Field raised the issue of survival sex in parliament in October, telling the then work and pensions secretary, Esther McVey, that some women in his Birkenhead constituency were “were taking to the red light district for the very first time” because of universal credit.

McVey replied that job centre work coaches would be able to help the women off the streets, adding that “in the meantime” Field could “tell these ladies that now we’ve got record job vacancies – 830,000 and perhaps there are other jobs on offer”.

The inquiry will examine what features of universal credit might drive people to survival sex – such as the minimum five-week wait without income endured by claimants when they first sign on – as well as the changes could be made to prevent those hit by benefit cuts turning to sex work.

The Department for Work and Pensions said universal credit claimants who faced financial difficulty could speak to their job centre work coach about advance payments or additional support.

A spokesman said: “On universal credit, no one has to wait five weeks to be paid.

“Less than 3% of those subject to requirements for their benefits are under sanction, and only when they have not met them without good reason."

OP posts:
ALongHardWinter · 19/03/2019 17:27

A spokesman said: "On universal credit,no one has to wait five weeks to be paid.

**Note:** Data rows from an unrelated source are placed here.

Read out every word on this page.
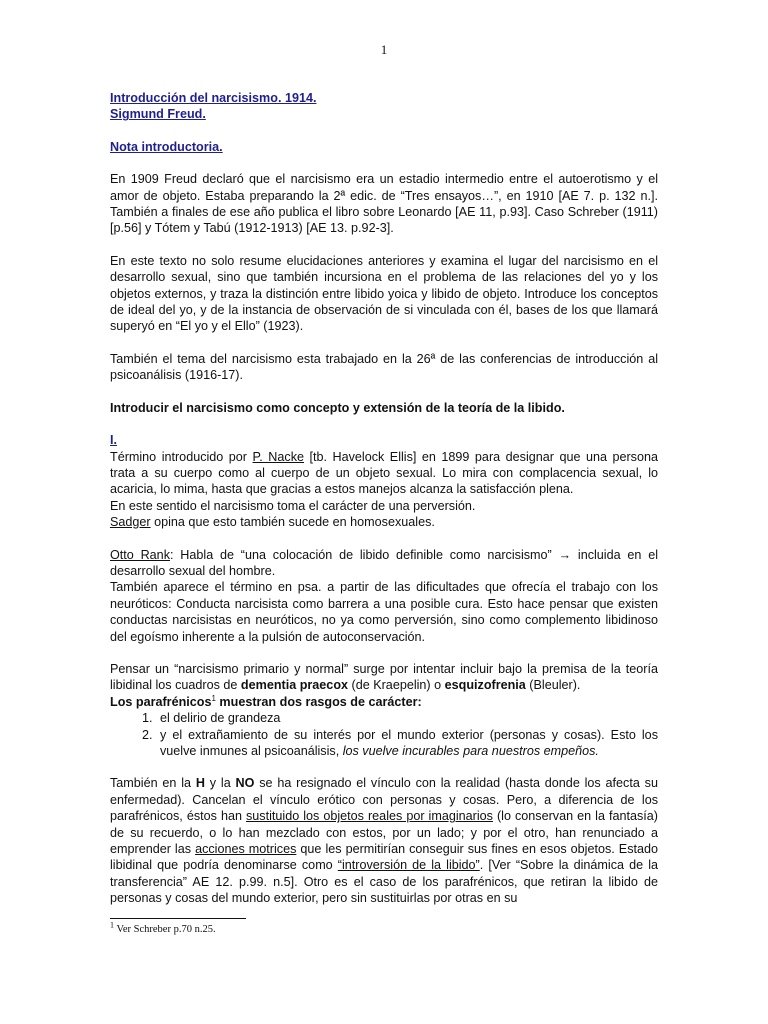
1
Introducción del narcisismo. 1914.
Sigmund Freud.

Nota introductoria.

En 1909 Freud declaró que el narcisismo era un estadio intermedio entre el autoerotismo y el amor de objeto. Estaba preparando la 2ª edic. de “Tres ensayos…”, en 1910 [AE 7. p. 132 n.]. También a finales de ese año publica el libro sobre Leonardo [AE 11, p.93]. Caso Schreber (1911) [p.56] y Tótem y Tabú (1912-1913) [AE 13. p.92-3].

En este texto no solo resume elucidaciones anteriores y examina el lugar del narcisismo en el desarrollo sexual, sino que también incursiona en el problema de las relaciones del yo y los objetos externos, y traza la distinción entre libido yoica y libido de objeto. Introduce los conceptos de ideal del yo, y de la instancia de observación de si vinculada con él, bases de los que llamará superyó en “El yo y el Ello” (1923).

También el tema del narcisismo esta trabajado en la 26ª de las conferencias de introducción al psicoanálisis (1916-17).

Introducir el narcisismo como concepto y extensión de la teoría de la libido.

I.

Término introducido por P. Nacke [tb. Havelock Ellis] en 1899 para designar que una persona trata a su cuerpo como al cuerpo de un objeto sexual. Lo mira con complacencia sexual, lo acaricia, lo mima, hasta que gracias a estos manejos alcanza la satisfacción plena.

En este sentido el narcisismo toma el carácter de una perversión.

Sadger opina que esto también sucede en homosexuales.

Otto Rank: Habla de “una colocación de libido definible como narcisismo” → incluida en el desarrollo sexual del hombre.

También aparece el término en psa. a partir de las dificultades que ofrecía el trabajo con los neuróticos: Conducta narcisista como barrera a una posible cura. Esto hace pensar que existen conductas narcisistas en neuróticos, no ya como perversión, sino como complemento libidinoso del egoísmo inherente a la pulsión de autoconservación.

Pensar un “narcisismo primario y normal” surge por intentar incluir bajo la premisa de la teoría libidinal los cuadros de dementia praecox (de Kraepelin) o esquizofrenia (Bleuler).

Los parafrénicos$^1$ muestran dos rasgos de carácter:

1. el delirio de grandeza
2. y el extrañamiento de su interés por el mundo exterior (personas y cosas). Esto los vuelve inmunes al psicoanálisis, los vuelve incurables para nuestros empeños.

También en la H y la NO se ha resignado el vínculo con la realidad (hasta donde los afecta su enfermedad). Cancelan el vínculo erótico con personas y cosas. Pero, a diferencia de los parafrénicos, éstos han sustituido los objetos reales por imaginarios (lo conservan en la fantasía) de su recuerdo, o lo han mezclado con estos, por un lado; y por el otro, han renunciado a emprender las acciones motrices que les permitirían conseguir sus fines en esos objetos. Estado libidinal que podría denominarse como “introversión de la libido”. [Ver “Sobre la dinámica de la transferencia” AE 12. p.99. n.5]. Otro es el caso de los parafrénicos, que retiran la libido de personas y cosas del mundo exterior, pero sin sustituirlas por otras en su

$^1$ Ver Schreber p.70 n.25.
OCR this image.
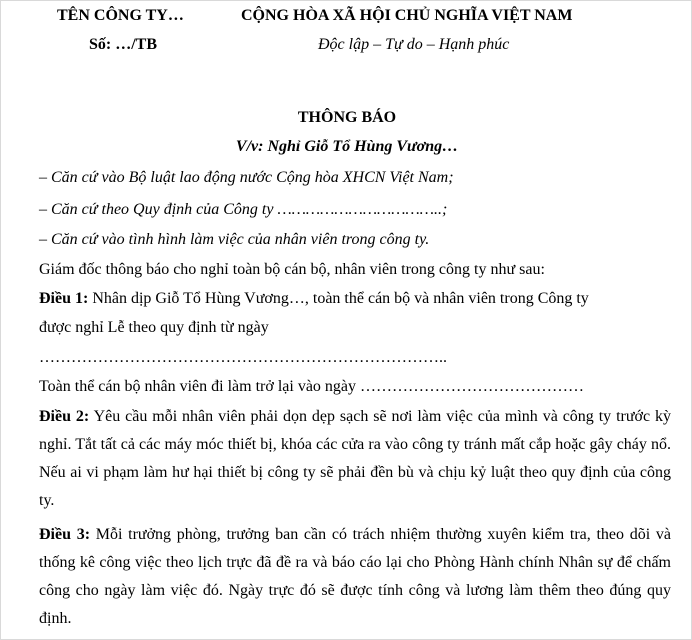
TÊN CÔNG TY…
Số: …/TB
CỘNG HÒA XÃ HỘI CHỦ NGHĨA VIỆT NAM
Độc lập – Tự do – Hạnh phúc
THÔNG BÁO
V/v: Nghỉ Giỗ Tổ Hùng Vương…
– Căn cứ vào Bộ luật lao động nước Cộng hòa XHCN Việt Nam;
– Căn cứ theo Quy định của Công ty ……………………………..;
– Căn cứ vào tình hình làm việc của nhân viên trong công ty.
Giám đốc thông báo cho nghỉ toàn bộ cán bộ, nhân viên trong công ty như sau:
Điều 1: Nhân dịp Giỗ Tổ Hùng Vương…, toàn thể cán bộ và nhân viên trong Công ty
được nghỉ Lễ theo quy định từ ngày
…………………………………………………………………..
Toàn thể cán bộ nhân viên đi làm trở lại vào ngày ……………………………………
Điều 2: Yêu cầu mỗi nhân viên phải dọn dẹp sạch sẽ nơi làm việc của mình và công ty trước kỳ nghỉ. Tắt tất cả các máy móc thiết bị, khóa các cửa ra vào công ty tránh mất cắp hoặc gây cháy nổ. Nếu ai vi phạm làm hư hại thiết bị công ty sẽ phải đền bù và chịu kỷ luật theo quy định của công ty.
Điều 3: Mỗi trưởng phòng, trưởng ban cần có trách nhiệm thường xuyên kiểm tra, theo dõi và thống kê công việc theo lịch trực đã đề ra và báo cáo lại cho Phòng Hành chính Nhân sự để chấm công cho ngày làm việc đó. Ngày trực đó sẽ được tính công và lương làm thêm theo đúng quy định.
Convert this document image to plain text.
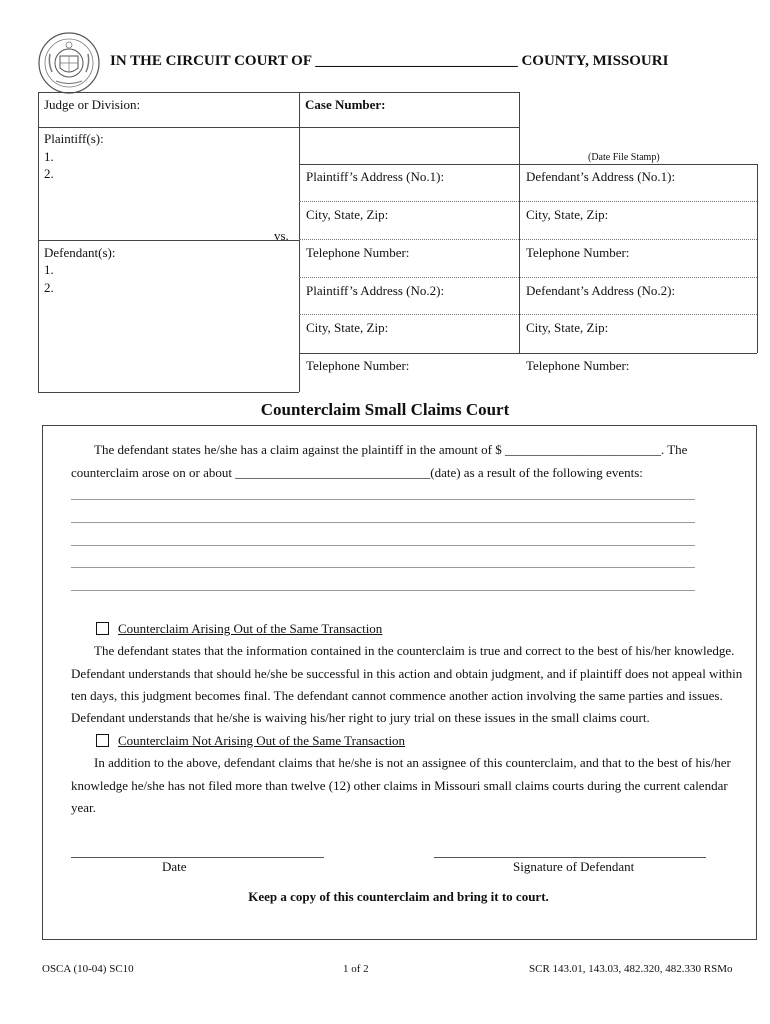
IN THE CIRCUIT COURT OF ___________________________ COUNTY, MISSOURI
Judge or Division:	Case Number:
Plaintiff(s):
1.
2.
vs.
Defendant(s):
1.
2.
(Date File Stamp)
Plaintiff’s Address (No.1):	Defendant’s Address (No.1):
City, State, Zip:	City, State, Zip:
Telephone Number:	Telephone Number:
Plaintiff’s Address (No.2):	Defendant’s Address (No.2):
City, State, Zip:	City, State, Zip:
Telephone Number:	Telephone Number:
Counterclaim Small Claims Court
The defendant states he/she has a claim against the plaintiff in the amount of $ ________________________. The
counterclaim arose on or about ______________________________(date) as a result of the following events:
Counterclaim Arising Out of the Same Transaction
The defendant states that the information contained in the counterclaim is true and correct to the best of his/her knowledge.
Defendant understands that should he/she be successful in this action and obtain judgment, and if plaintiff does not appeal within
ten days, this judgment becomes final. The defendant cannot commence another action involving the same parties and issues.
Defendant understands that he/she is waiving his/her right to jury trial on these issues in the small claims court.
Counterclaim Not Arising Out of the Same Transaction
In addition to the above, defendant claims that he/she is not an assignee of this counterclaim, and that to the best of his/her
knowledge he/she has not filed more than twelve (12) other claims in Missouri small claims courts during the current calendar
year.
Date	Signature of Defendant
Keep a copy of this counterclaim and bring it to court.
OSCA (10-04) SC10	1 of 2	SCR 143.01, 143.03, 482.320, 482.330 RSMo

Is that right? So how come I know 3 people who have had to do exactly that?!
Esther McVey needs to get her head out of her backside and wake up. (On a lighter note,my iPad tried to correct McVey to McBeth Grin).

Awwlookatmybabyspider · 19/03/2019 17:27

I wonder if anything will come of it.
Like. hopefully getting rid of the farce they like to call Universal Credit.
I hate to be negative but i don't hold out much hope, if I'm honest. I think they'll say something like after "An extensive search. We do not have any evidence that there is any link between poverty and survival sex". I can't see them back tracking on it, can you.
They've never had to live a second let alone a day in the real world.
They make decisions on peoples lives like they're playing with monopoly money and gold chocolate coins.

Awwlookatmybabyspider · 19/03/2019 17:31

Destest that Mcvile women. Posh cow from Anfield. No slur on anyone from Anfield but believe me when I say "It's a million miles from posh. Thats not a dig. Its a fact. Like where I'm from isn't, has never and will never be posh. Its certainly not a Tory Area.

Awwlookatmybabyspider · 19/03/2019 17:32

Oh and Esther McVey is wide awake.
She gets off on peoples desperation.

Dowser · 19/03/2019 20:45

Somehow stumbled onto an evening Jeremy Kyle programme who were ‘investigating ‘ the same thing.

Actually watched it because I was just horrified.

HelenaDove · 19/03/2019 23:57

I would prefer a programme like that to be investigated and presented by a woman.

OP posts:
HelenaDove · 20/03/2019 20:26

.

OP posts:
MitziK · 20/03/2019 20:39

The trouble is that, rather than doing anything to help the people involved, MPs will use it as a way of putting further pressure on claimants via the DWP 'we sanctioned you for six months but you haven't been evicted. We believe you are receiving undeclared income' 'so, how have you paid for food for your children when we know you have absolutely no legal income?' and they/their shitrags will create an image of people claiming UC as all being sex workers and therefore reinforcing an attitude that they are undeserving of benefits.